Question

A circular disc with a groove along its diameter is placed horizontally. A ball of mass $1\text{kg}$ is placed in it as shown. The co-efficient of friction between the ball and all surfaces of the groove in contact is $\mu =\frac{2}{5}$. The disc has an acceleration of $25{\text{m/s}}^2$. Then, the acceleration of the ball with respect to disc will be
[Take $\theta ={37}^{\circ }$ and $g=10{\text{m/s}}^2$]

• A. $10{\text{m/s}}^2$
• B. $12{\text{m/s}}^2$
• C. $14{\text{m/s}}^2$
• D. $16{\text{m/s}}^2$

Answer 1

The correct option is A $10{\text{m/s}}^2$

FBD of the ball in disc frame: (horizontal plane)

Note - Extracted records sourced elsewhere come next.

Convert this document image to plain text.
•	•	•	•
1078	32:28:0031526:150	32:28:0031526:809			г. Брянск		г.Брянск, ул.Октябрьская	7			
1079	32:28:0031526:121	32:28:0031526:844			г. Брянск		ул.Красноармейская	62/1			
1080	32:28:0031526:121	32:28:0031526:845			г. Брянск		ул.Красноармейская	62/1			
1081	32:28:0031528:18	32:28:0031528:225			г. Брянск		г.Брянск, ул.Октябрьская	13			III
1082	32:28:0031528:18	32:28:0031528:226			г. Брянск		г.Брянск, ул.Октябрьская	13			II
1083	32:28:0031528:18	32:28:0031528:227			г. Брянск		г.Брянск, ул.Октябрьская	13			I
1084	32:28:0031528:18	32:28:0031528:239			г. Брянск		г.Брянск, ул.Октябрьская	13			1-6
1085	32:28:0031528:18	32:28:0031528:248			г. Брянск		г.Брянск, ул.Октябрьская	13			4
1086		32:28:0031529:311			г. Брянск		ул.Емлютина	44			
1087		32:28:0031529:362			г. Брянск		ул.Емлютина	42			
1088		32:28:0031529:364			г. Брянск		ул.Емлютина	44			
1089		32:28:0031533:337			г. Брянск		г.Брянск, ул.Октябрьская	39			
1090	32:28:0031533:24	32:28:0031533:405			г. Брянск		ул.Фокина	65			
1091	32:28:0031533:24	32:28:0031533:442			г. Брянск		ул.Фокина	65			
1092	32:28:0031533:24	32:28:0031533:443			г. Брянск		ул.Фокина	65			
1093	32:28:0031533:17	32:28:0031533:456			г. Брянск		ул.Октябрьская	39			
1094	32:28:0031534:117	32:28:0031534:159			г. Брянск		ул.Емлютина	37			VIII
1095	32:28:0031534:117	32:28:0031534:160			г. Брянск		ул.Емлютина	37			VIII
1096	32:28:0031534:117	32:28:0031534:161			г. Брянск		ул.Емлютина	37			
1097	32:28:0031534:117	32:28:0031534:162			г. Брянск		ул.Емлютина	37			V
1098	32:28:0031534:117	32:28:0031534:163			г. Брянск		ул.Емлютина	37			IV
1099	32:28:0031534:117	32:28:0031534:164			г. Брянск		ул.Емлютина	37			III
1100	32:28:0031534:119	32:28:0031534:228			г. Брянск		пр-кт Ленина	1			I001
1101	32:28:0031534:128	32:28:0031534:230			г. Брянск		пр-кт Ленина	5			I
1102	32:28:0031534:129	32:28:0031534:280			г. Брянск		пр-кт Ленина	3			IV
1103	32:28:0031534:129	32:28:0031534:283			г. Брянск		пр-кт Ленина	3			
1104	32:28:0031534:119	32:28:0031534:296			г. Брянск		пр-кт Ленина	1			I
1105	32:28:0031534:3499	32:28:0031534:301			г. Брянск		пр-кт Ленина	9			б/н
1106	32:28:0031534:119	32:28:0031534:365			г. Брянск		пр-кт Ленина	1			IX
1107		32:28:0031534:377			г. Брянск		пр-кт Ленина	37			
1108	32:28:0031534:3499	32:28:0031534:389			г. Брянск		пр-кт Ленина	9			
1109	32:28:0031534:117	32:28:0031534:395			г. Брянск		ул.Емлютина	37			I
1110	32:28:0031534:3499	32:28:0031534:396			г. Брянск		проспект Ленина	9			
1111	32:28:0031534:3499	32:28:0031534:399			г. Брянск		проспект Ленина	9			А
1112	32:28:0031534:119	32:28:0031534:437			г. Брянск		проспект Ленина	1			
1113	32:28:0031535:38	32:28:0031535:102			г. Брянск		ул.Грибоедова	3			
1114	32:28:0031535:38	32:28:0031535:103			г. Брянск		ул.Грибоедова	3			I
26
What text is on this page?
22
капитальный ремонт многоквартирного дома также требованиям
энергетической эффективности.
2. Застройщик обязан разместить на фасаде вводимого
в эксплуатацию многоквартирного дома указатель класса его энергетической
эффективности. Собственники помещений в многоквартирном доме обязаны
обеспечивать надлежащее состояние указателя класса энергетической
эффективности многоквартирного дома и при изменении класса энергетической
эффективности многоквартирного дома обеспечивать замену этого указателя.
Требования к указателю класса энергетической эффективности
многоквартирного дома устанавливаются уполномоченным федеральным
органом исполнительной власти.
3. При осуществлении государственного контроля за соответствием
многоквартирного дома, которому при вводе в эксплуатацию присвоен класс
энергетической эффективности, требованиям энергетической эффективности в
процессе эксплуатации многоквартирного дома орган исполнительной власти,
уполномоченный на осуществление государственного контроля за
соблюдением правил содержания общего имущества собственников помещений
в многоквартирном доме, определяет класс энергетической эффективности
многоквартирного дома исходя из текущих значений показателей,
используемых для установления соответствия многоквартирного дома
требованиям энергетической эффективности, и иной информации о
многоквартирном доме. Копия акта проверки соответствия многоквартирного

Here, $25\text{N}$ is the pseudo force $(F_P=ma)$

$f$ is friction due to side surface of the groove.

$f^{\prime }$ is friction due to bottom surface of the groove.

$N$ is normal reaction due to side surface of the groove

Along x - direction,
$N=25\sin \theta =15\text{N}$ -----(1)

Along y - direction,
$F_{net}=25\cos \theta -(f+f^{\prime })$ ---- (2)

$\Rightarrow ma=20-(\mu N+\mu mg)$

where $a$ is the acceleration of the ball along the groove i.e w.r.t the disc.
$\Rightarrow 1\times a=20-(\frac{2}{5}\times 15+\frac{2}{5}\times 1\times 10)$

$\Rightarrow a=20-(6+4)\Rightarrow a=10{\text{m/s}}^2$

Hence, option (a) is the correct answer.